Level Easy Medium Hard Deadly
1 8.1 4.8 3.4 2.8
2 8.1 4.8 3.4 2.8
3 10.7 6.4 3.8 3.3
4 9.1 5.4 3.9 3.2
5 9.3 5.6 3.8 3.1
6 8.9 5.3 3.5 2.9
7 9.1 5.4 3.6 3.1
8 8.9 5.2 3.4 2.9
9 9.1 5.6 3.8 3.1
10 10.0 5.8 3.8 3.3
11 8.8 5.3 3.5 2.9
12 7.7 4.6 3.1 2.6
13 8.2 4.8 3.2 2.7
14 8.0 4.8 3.2 2.6
15 8.6 5.1 3.4 2.8
16 8.3 5.0 3.3 2.8
17 8.5 5.1 3.4 2.8
18 8.6 5.1 3.4 2.8
19 8.2 4.9 3.3 2.8
20 9.4 5.6 3.8 3.2

I noticed Medium are about 2x Easy, and Hard are about 3x Easy, and Deadly are about 4x Easy, so I assumed a super-deadly of about 5x Easy. Sorry the layout makes it hard to read.

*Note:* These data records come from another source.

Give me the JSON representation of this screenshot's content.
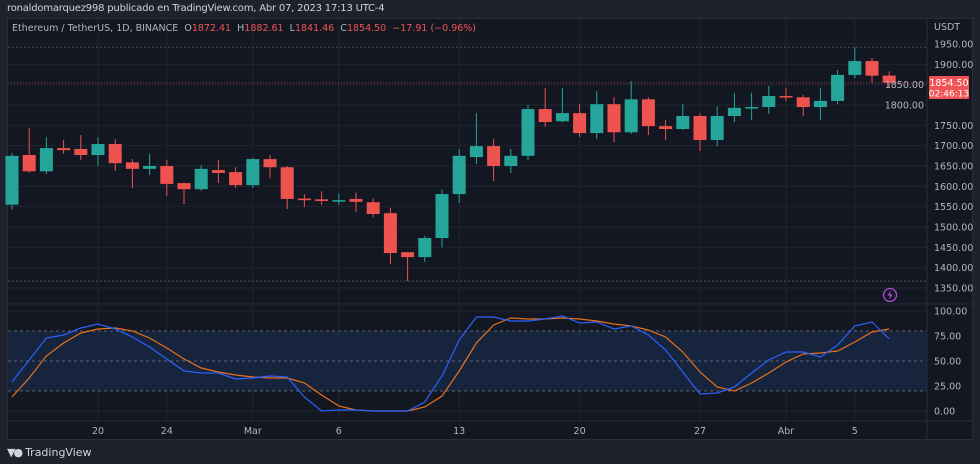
{
  "topbar": {
    "text": "ronaldomarquez998 publicado en TradingView.com, Abr 07, 2023 17:13 UTC-4"
  },
  "legend": {
    "symbol": "Ethereum / TetherUS, 1D, BINANCE",
    "o_label": "O",
    "o": "1872.41",
    "h_label": "H",
    "h": "1882.61",
    "l_label": "L",
    "l": "1841.46",
    "c_label": "C",
    "c": "1854.50",
    "change": "−17.91 (−0.96%)"
  },
  "colors": {
    "up": "#26a69a",
    "down": "#ef5350",
    "k_line": "#2962ff",
    "d_line": "#e8711a",
    "background": "#131722"
  },
  "price_axis": {
    "currency": "USDT",
    "labels": [
      "1950.00",
      "1900.00",
      "1850.00",
      "1800.00",
      "1750.00",
      "1700.00",
      "1650.00",
      "1600.00",
      "1550.00",
      "1500.00",
      "1450.00",
      "1400.00",
      "1350.00"
    ],
    "current_price": "1854.50",
    "countdown": "02:46:13"
  },
  "stoch_axis": {
    "labels": [
      "100.00",
      "75.00",
      "50.00",
      "25.00",
      "0.00"
    ]
  },
  "time_axis": {
    "labels": [
      "20",
      "24",
      "Mar",
      "6",
      "13",
      "20",
      "27",
      "Abr",
      "5"
    ]
  },
  "chart_data": {
    "type": "candlestick",
    "candles": [
      [
        1555,
        1682,
        1542,
        1675
      ],
      [
        1677,
        1743,
        1633,
        1637
      ],
      [
        1637,
        1721,
        1630,
        1694
      ],
      [
        1694,
        1714,
        1680,
        1689
      ],
      [
        1692,
        1726,
        1665,
        1677
      ],
      [
        1677,
        1721,
        1650,
        1704
      ],
      [
        1704,
        1716,
        1638,
        1657
      ],
      [
        1659,
        1667,
        1596,
        1643
      ],
      [
        1643,
        1680,
        1628,
        1650
      ],
      [
        1650,
        1665,
        1576,
        1606
      ],
      [
        1608,
        1608,
        1557,
        1593
      ],
      [
        1593,
        1652,
        1589,
        1643
      ],
      [
        1640,
        1665,
        1608,
        1633
      ],
      [
        1635,
        1647,
        1596,
        1603
      ],
      [
        1603,
        1670,
        1596,
        1667
      ],
      [
        1667,
        1677,
        1620,
        1647
      ],
      [
        1647,
        1650,
        1544,
        1569
      ],
      [
        1570,
        1581,
        1549,
        1566
      ],
      [
        1568,
        1588,
        1554,
        1564
      ],
      [
        1564,
        1583,
        1554,
        1566
      ],
      [
        1569,
        1585,
        1537,
        1562
      ],
      [
        1561,
        1571,
        1525,
        1532
      ],
      [
        1534,
        1547,
        1409,
        1436
      ],
      [
        1438,
        1438,
        1367,
        1426
      ],
      [
        1426,
        1478,
        1414,
        1473
      ],
      [
        1473,
        1593,
        1450,
        1581
      ],
      [
        1581,
        1692,
        1559,
        1675
      ],
      [
        1672,
        1780,
        1655,
        1699
      ],
      [
        1699,
        1716,
        1613,
        1650
      ],
      [
        1650,
        1692,
        1633,
        1675
      ],
      [
        1675,
        1800,
        1665,
        1790
      ],
      [
        1790,
        1842,
        1746,
        1758
      ],
      [
        1760,
        1842,
        1758,
        1780
      ],
      [
        1780,
        1802,
        1721,
        1731
      ],
      [
        1731,
        1834,
        1716,
        1802
      ],
      [
        1802,
        1819,
        1709,
        1733
      ],
      [
        1733,
        1859,
        1729,
        1814
      ],
      [
        1814,
        1819,
        1726,
        1748
      ],
      [
        1748,
        1763,
        1714,
        1741
      ],
      [
        1741,
        1802,
        1739,
        1773
      ],
      [
        1773,
        1780,
        1687,
        1714
      ],
      [
        1714,
        1797,
        1699,
        1773
      ],
      [
        1773,
        1830,
        1758,
        1793
      ],
      [
        1793,
        1830,
        1763,
        1795
      ],
      [
        1795,
        1847,
        1778,
        1822
      ],
      [
        1822,
        1842,
        1810,
        1819
      ],
      [
        1819,
        1825,
        1773,
        1795
      ],
      [
        1795,
        1842,
        1763,
        1810
      ],
      [
        1810,
        1886,
        1802,
        1874
      ],
      [
        1874,
        1942,
        1866,
        1908
      ],
      [
        1908,
        1916,
        1854,
        1872
      ],
      [
        1872.41,
        1882.61,
        1841.46,
        1854.5
      ]
    ],
    "ylim": [
      1320,
      1960
    ],
    "high_line": 1942,
    "low_line": 1367,
    "stoch": {
      "k": [
        29,
        51,
        73,
        76,
        83,
        87,
        82,
        74,
        64,
        52,
        40,
        38,
        38,
        32,
        33,
        35,
        34,
        14,
        0,
        1,
        1,
        0,
        0,
        0,
        9,
        35,
        71,
        94,
        94,
        90,
        90,
        92,
        95,
        88,
        89,
        82,
        85,
        76,
        61,
        39,
        17,
        18,
        24,
        38,
        51,
        59,
        59,
        54,
        66,
        85,
        89,
        72
      ],
      "d": [
        14,
        33,
        55,
        68,
        78,
        82,
        83,
        80,
        73,
        63,
        52,
        43,
        39,
        36,
        34,
        33,
        33,
        28,
        16,
        5,
        1,
        0,
        0,
        0,
        4,
        15,
        40,
        68,
        86,
        93,
        92,
        92,
        93,
        92,
        90,
        87,
        85,
        81,
        74,
        59,
        39,
        24,
        20,
        28,
        38,
        49,
        57,
        58,
        60,
        69,
        79,
        82
      ],
      "ylim": [
        0,
        100
      ],
      "bands": [
        20,
        50,
        80
      ]
    }
  },
  "footer": {
    "brand": "TradingView",
    "logo": "TV"
  }
}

Level Easy Medium Hard Deadly
mean 8.8 5.2 3.5 2.9
median 8.7 5.2 3.4 2.9
min 7.7 4.6 3.1 2.6
max 10.7 6.4 3.9 3.3
correl 0.87471915

So now we see call it 5.2 Medium and 3.5 Hard per "day". Medium is less well correlated to Hard because of the way we're shifting all the numbers. Pointing a finger at the arbitrary nature of our choices. It's still significantly correlated. If we like this table and have faith that an expected 6-8 medium-hard encounters represents good game balance, then we might say that about 50% more encounters per day are needed. We could factor this without accelerating levelling rates, by discounting our encounters about 30% e.g. 4 orcs are worth 140XP not 200, so we add 2 orcs to bring it roughly to where we want it.

Thus I believe I would suggest at this point that a good simple way to ramp game difficulty from Easy to Medium without accelerating levelling is to discount encounters either 20% or 30%, depending on whether you more often use values close to the book value, or above that. Does that seem right?